Today I’ve got six easy ways you can create a better course:
1. Use a microphone. When you record, make sure you use some kind of microphone to improve your audio. Even if it’s just the microphone with the earbuds for your mobile phone. The sound can be even more important than the quality of your video to improve your student’s experience.
2. Watch out for echo. One of my clients recorded her course in her office. It had high ceilings and all wood floors, and her voice echoed through the entire recording. It was really hard to listen to. So for her next video, we had her record in her daughter’s room that had lots of fabrics with the bedding and the curtains, and a rug on the floor. It was so much better.
3. Condense. Condense. Condense. It’s so easy for us to start rambling about our topic and make long-winded recordings to teach a lesson. Before you start, make sure you have determined the purpose of the lesson and the key points you need to make. You may even want a notecard with your list of points to keep you focused. Your students will love you for not taking up any more of their time than necessary.
4. Recap and Summarize. At the end of your lesson, recap your main points. It will help your students remember what you taught them and fill in any blanks if they missed part of your lesson. Summarize the lesson so they finish with the key points you want them to remember.
5. Check your order of topics. When you put together the outline of your course, make sure you are teaching in the best possible order. Ask yourself, “What do they need to know first? Second? Third?”
Go through each lesson and ask yourself, “Do my students have everything they need before they start this topic? Have I explained the terminology? (If not, do that first.) What do they need to understand first – before they can understand or complete this lesson?” There’s nothing worse than a student getting to lesson 8 and saying to themselves, “I wish they had told me that at the beginning! It would have made it so much easier.”

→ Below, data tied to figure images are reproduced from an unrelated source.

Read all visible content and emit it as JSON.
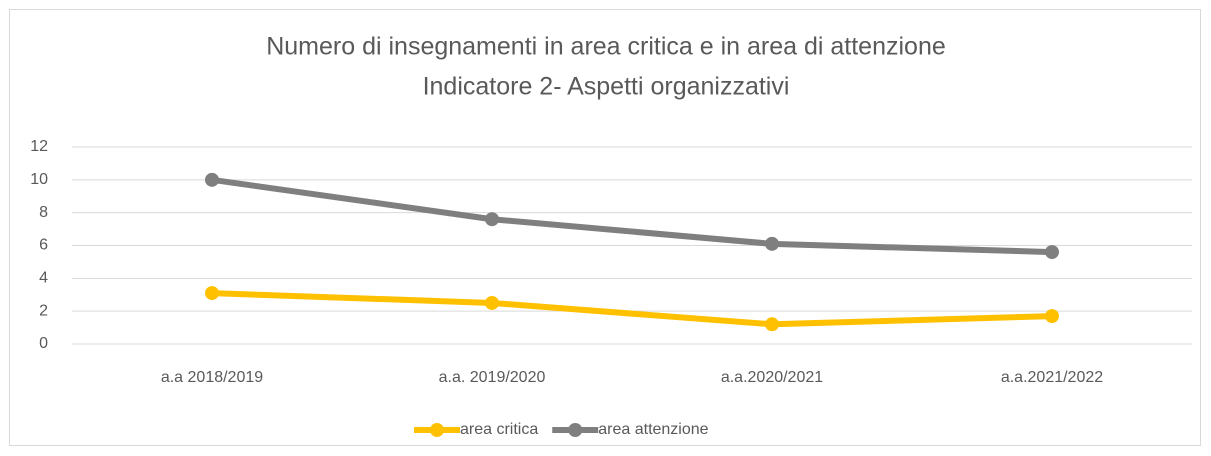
{
  "chart_data": {
    "type": "line",
    "title": "Numero di insegnamenti in area critica e in area di attenzione",
    "subtitle": "Indicatore 2- Aspetti organizzativi",
    "categories": [
      "a.a 2018/2019",
      "a.a. 2019/2020",
      "a.a.2020/2021",
      "a.a.2021/2022"
    ],
    "series": [
      {
        "name": "area critica",
        "color": "#ffc000",
        "values": [
          3.1,
          2.5,
          1.2,
          1.7
        ]
      },
      {
        "name": "area attenzione",
        "color": "#7f7f7f",
        "values": [
          10,
          7.6,
          6.1,
          5.6
        ]
      }
    ],
    "ylim": [
      0,
      12
    ],
    "yticks": [
      0,
      2,
      4,
      6,
      8,
      10,
      12
    ],
    "grid": true,
    "legend": "bottom"
  }
}
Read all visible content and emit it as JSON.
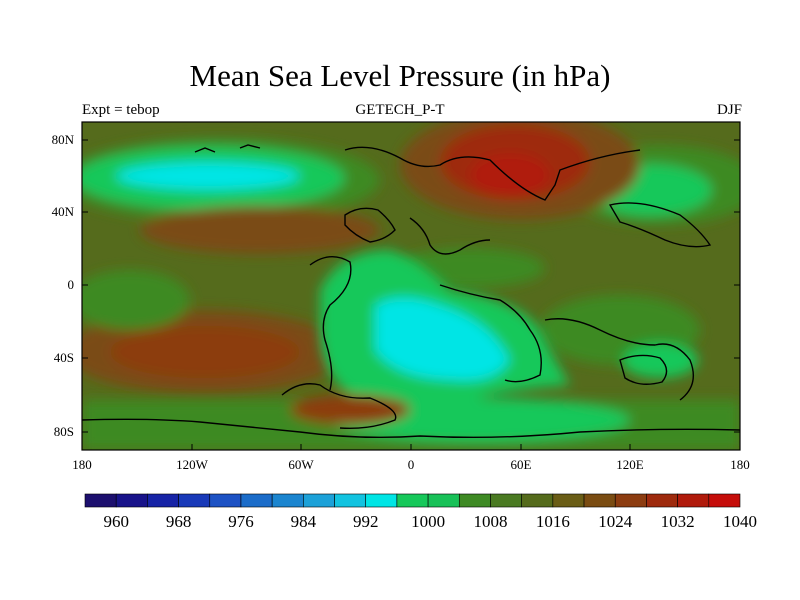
{
  "title": "Mean Sea Level Pressure (in hPa)",
  "subtitle_left": "Expt = tebop",
  "subtitle_center": "GETECH_P-T",
  "subtitle_right": "DJF",
  "lat_labels": [
    "80N",
    "40N",
    "0",
    "40S",
    "80S"
  ],
  "lon_labels": [
    "180",
    "120W",
    "60W",
    "0",
    "60E",
    "120E",
    "180"
  ],
  "colorbar": {
    "labels": [
      "960",
      "968",
      "976",
      "984",
      "992",
      "1000",
      "1008",
      "1016",
      "1024",
      "1032",
      "1040"
    ],
    "colors": [
      "#1c0f6e",
      "#18138a",
      "#1623a6",
      "#1839b8",
      "#1d52c4",
      "#1b6cc9",
      "#1b85cf",
      "#1ca1d8",
      "#12c3e0",
      "#00e5e5",
      "#16c85a",
      "#18c158",
      "#3e8a24",
      "#4a7a22",
      "#556b1c",
      "#6a5d16",
      "#7a4c12",
      "#8c3c10",
      "#9e2a0d",
      "#b01a0b",
      "#c50d0a"
    ]
  },
  "colors": {
    "background": "#556b1c",
    "coast": "#000000"
  }
}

6. Add notes, summaries, checklists, worksheets and to do lists to make your lesson easier to understand and use. Notice I didn’t say transcripts. Personally I think transcripts can be time-consuming to absorb. I would much rather have a good set of notes that summarize the lesson for me. Course designers will recommend fill-in-the-blank notes because your student is more engaged with the material when they have to fill in key words. Checklists and worksheets are those extra items that make sure your students actually use the training you are giving them. I love it when an instructor ends a lesson with a to do list for me – so I don’t have to pull that out of the training.
So there you have it – six easy ways to take your course to the next level!